One of the advantages of growing up in an academic household was that the family home was always full of interesting books. This was especially true in my late teens after my mother went back to university to study and later teach Eastern religions and after my parents came back from a year teaching English in China, when the family library took on a real exotic flavour.
One day while perusing the bookshelf in the living room I came across a Tai Chi manual complete with photos and English instructions. I'd been interested in the martial arts for years (this was back in the days of Bruce Lee, whose movies I enjoyed) but I'd been too timid to actually go to classes and learn. With this book, I thought, I could study on my own at home. And so it was that I took my first tentative steps towards learning a martial art.
Many years later, while living in Japan, I took up
Shorinji Kempo, which I stuck at long enough to gain a first-degree black belt. Sounds impressive, but a first-degree black belt is really just a learner's license. It means you've learned the basics and are ready to begin mastering the art. I have many pleasant memories of those years learning Shorinji Kempo, of my kind and generous teacher and his wife, also proficient in Shorinji Kempo, and of my fellow adult students, some of whom were learning with their sons and daughters. But by this time Mrs Fool and I had decided to return to New Zealand, and although I could have continued with Shorinji Kempo here, my enthusiasm had waned to the point where I was no longer willing to put up with the niggling injuries that are part and parcel of martial arts training like blisters and calluses on the soles of the feet, twisted ankles, and stubbed toes, and the inevitable not so niggling injuries, which in my case included a cracked wrist, sustained in a competition when I tried to block a kick with my lower arm. I lost that bout but was awarded a cup at the end of the day for my efforts. I had to pose with the cup for a photo, which I'm pretty sure aggravated my injury.

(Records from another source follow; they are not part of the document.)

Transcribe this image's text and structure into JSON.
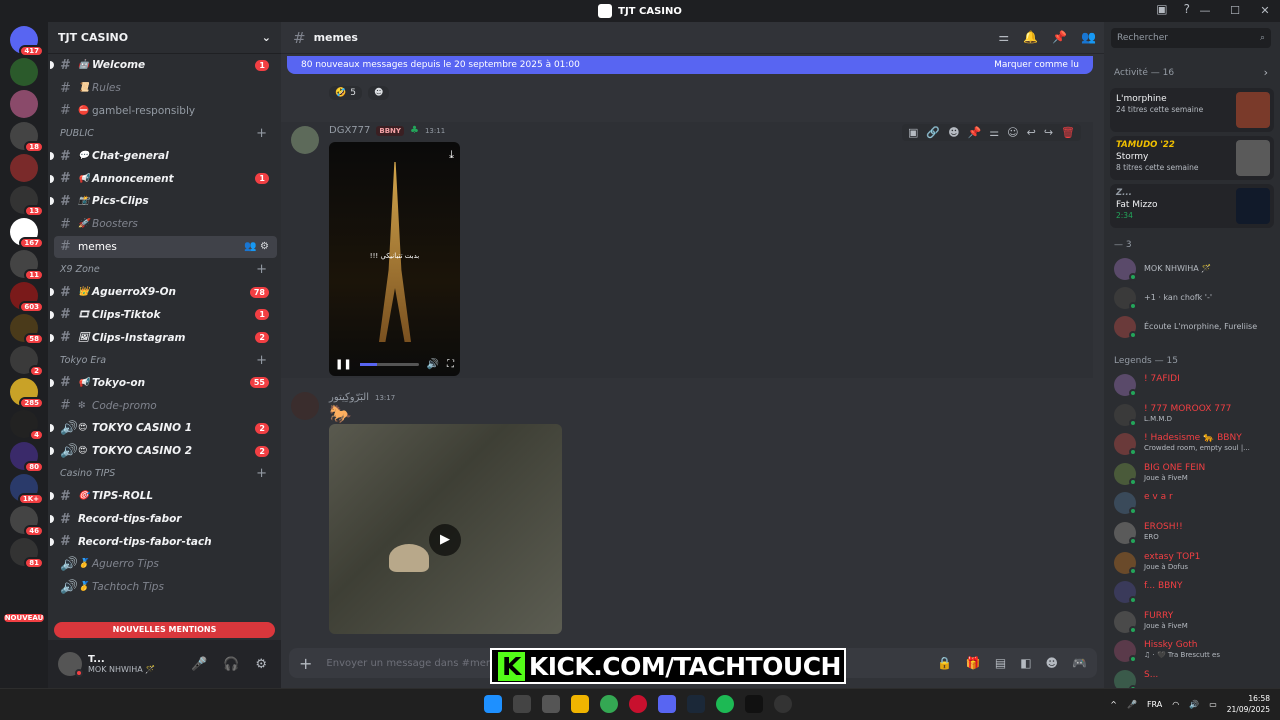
{
  "window": {
    "title": "TJT CASINO",
    "controls": [
      "—",
      "☐",
      "✕"
    ]
  },
  "rail": {
    "home_badge": "417",
    "badges": [
      "",
      "",
      "18",
      "",
      "13",
      "167",
      "11",
      "603",
      "58",
      "2",
      "285",
      "4",
      "80",
      "1K+",
      "46",
      "81"
    ],
    "new_label": "NOUVEAU"
  },
  "guild": {
    "name": "TJT CASINO"
  },
  "channels": [
    {
      "kind": "ch",
      "emoji": "🤖",
      "name": "Welcome",
      "style": "bold",
      "count": "1"
    },
    {
      "kind": "ch",
      "emoji": "📜",
      "name": "Rules",
      "style": "dim"
    },
    {
      "kind": "ch",
      "emoji": "⛔",
      "name": "gambel-responsibly",
      "style": "normal"
    },
    {
      "kind": "cat",
      "name": "PUBLIC"
    },
    {
      "kind": "ch",
      "emoji": "💬",
      "name": "Chat-general",
      "style": "bold"
    },
    {
      "kind": "ch",
      "emoji": "📢",
      "name": "Annoncement",
      "style": "bold",
      "count": "1"
    },
    {
      "kind": "ch",
      "emoji": "📸",
      "name": "Pics-Clips",
      "style": "bold"
    },
    {
      "kind": "ch",
      "emoji": "🚀",
      "name": "Boosters",
      "style": "dim"
    },
    {
      "kind": "ch",
      "emoji": "",
      "name": "memes",
      "style": "sel"
    },
    {
      "kind": "cat",
      "name": "X9 Zone"
    },
    {
      "kind": "ch",
      "emoji": "👑",
      "name": "AguerroX9-On",
      "style": "bold",
      "count": "78"
    },
    {
      "kind": "ch",
      "emoji": "🎞",
      "name": "Clips-Tiktok",
      "style": "bold",
      "count": "1"
    },
    {
      "kind": "ch",
      "emoji": "🖼",
      "name": "Clips-Instagram",
      "style": "bold",
      "count": "2"
    },
    {
      "kind": "cat",
      "name": "Tokyo Era"
    },
    {
      "kind": "ch",
      "emoji": "📢",
      "name": "Tokyo-on",
      "style": "bold",
      "count": "55"
    },
    {
      "kind": "ch",
      "emoji": "❇",
      "name": "Code-promo",
      "style": "dim"
    },
    {
      "kind": "ch",
      "emoji": "😍",
      "name": "TOKYO CASINO 1",
      "style": "voice",
      "count": "2"
    },
    {
      "kind": "ch",
      "emoji": "😍",
      "name": "TOKYO CASINO 2",
      "style": "voice",
      "count": "2"
    },
    {
      "kind": "cat",
      "name": "Casino TIPS"
    },
    {
      "kind": "ch",
      "emoji": "🎯",
      "name": "TIPS-ROLL",
      "style": "bold"
    },
    {
      "kind": "ch",
      "emoji": "",
      "name": "Record-tips-fabor",
      "style": "bold"
    },
    {
      "kind": "ch",
      "emoji": "",
      "name": "Record-tips-fabor-tach",
      "style": "bold"
    },
    {
      "kind": "ch",
      "emoji": "🥇",
      "name": "Aguerro Tips",
      "style": "voicedim"
    },
    {
      "kind": "ch",
      "emoji": "🥇",
      "name": "Tachtoch Tips",
      "style": "voicedim"
    }
  ],
  "mentions_label": "NOUVELLES MENTIONS",
  "user": {
    "name": "T...",
    "status": "MOK NHWIHA 🪄"
  },
  "channel_header": {
    "name": "memes"
  },
  "new_messages": {
    "text": "80 nouveaux messages depuis le 20 septembre 2025 à 01:00",
    "action": "Marquer comme lu"
  },
  "reactions": [
    {
      "emoji": "🤣",
      "count": "5"
    },
    {
      "emoji": "☻",
      "count": ""
    }
  ],
  "messages": [
    {
      "author": "DGX777",
      "tag": "BBNY",
      "time": "13:11",
      "video_text": "!!! بدبت تتبانيكي"
    },
    {
      "author": "البَرّوكِيتور",
      "time": "13:17",
      "emoji": "🐎"
    }
  ],
  "composer": {
    "placeholder": "Envoyer un message dans #memes"
  },
  "overlay": {
    "text": "KICK.COM/TACHTOUCH"
  },
  "right": {
    "search_placeholder": "Rechercher",
    "activity_header": "Activité — 16",
    "cards": [
      {
        "who": "",
        "title": "L'morphine",
        "status": "24 titres cette semaine"
      },
      {
        "who": "TAMUDO '22",
        "title": "Stormy",
        "status": "8 titres cette semaine"
      },
      {
        "who": "Z...",
        "title": "Fat Mizzo",
        "status": "2:34"
      }
    ],
    "section1": "— 3",
    "members1": [
      {
        "name": "MOK NHWIHA 🪄",
        "status": ""
      },
      {
        "name": "+1 · kan chofk '-'",
        "status": ""
      },
      {
        "name": "Écoute L'morphine, Fureliise",
        "status": ""
      }
    ],
    "section2": "Legends — 15",
    "members2": [
      {
        "name": "! 7AFIDI",
        "status": ""
      },
      {
        "name": "! 777 MOROOX 777",
        "status": "L.M.M.D"
      },
      {
        "name": "! Hadesisme 🐆 BBNY",
        "status": "Crowded room, empty soul |..."
      },
      {
        "name": "BIG ONE FEIN",
        "status": "Joue à FiveM"
      },
      {
        "name": "e v a r",
        "status": ""
      },
      {
        "name": "EROSH!!",
        "status": "ERO"
      },
      {
        "name": "extasy TOP1",
        "status": "Joue à Dofus"
      },
      {
        "name": "f... BBNY",
        "status": ""
      },
      {
        "name": "FURRY",
        "status": "Joue à FiveM"
      },
      {
        "name": "Hissky Goth",
        "status": "♫ · 🖤 Tra Brescutt es"
      },
      {
        "name": "S...",
        "status": ""
      }
    ]
  },
  "taskbar": {
    "lang": "FRA",
    "time": "16:58",
    "date": "21/09/2025"
  }
}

Walking Fool with cup (c. 1993)*
Which is all by way of introduction to the announcement that, something like thirty years after my first attempt, I've started learning Tai Chi again, this time properly with a teacher. I'm taking a course called Tai Chi for Health at the
WEA. It's based on a variation of
Sun style Tai Chi devised by Dr Paul Lam, a physician and arthritis sufferer who took up Tai Chi to help his own arthritis and has since established what seems to be a
mini-empire with DVDs and books on everything from Tai Chi for Diabetes and Tai Chi for Back Pain to Tai Chi for Kidz (there's no Tai Chi for Cats yet, but I'm sure it's not far away).
The course I'm taking is aimed at older folks (I'm pretty sure I'm the youngest student), so it's very easy on the body. I've been to five classes so far and have been practicing a bit at home using one of the DVDs. Although I'm skeptical about the whole concept of
chi (or
ki as it's called in Japanese), I'm already noticing some benefits in that I feel really relaxed and in a heightened state of awareness after a Tai Chi session. I think this is due to the slowness of the movements, which as well as strengthening the joints and muscles seems to have an almost meditative effect.
*Both left-facing and right-facing swastikas have been associated with Buddhism for many centuries. Shorinji Kempo has links to a type of Buddhism called Kongo Zen, and the left-facing swastika (omote-manji in Japanese), which symbolizes compassion, was attached to Shorinji Kempo uniforms in Japan and was part of the Shorinji Kempo logo until 2005, when it was abandoned on the grounds that it was hindering the growth of Shorinji Kempo overseas.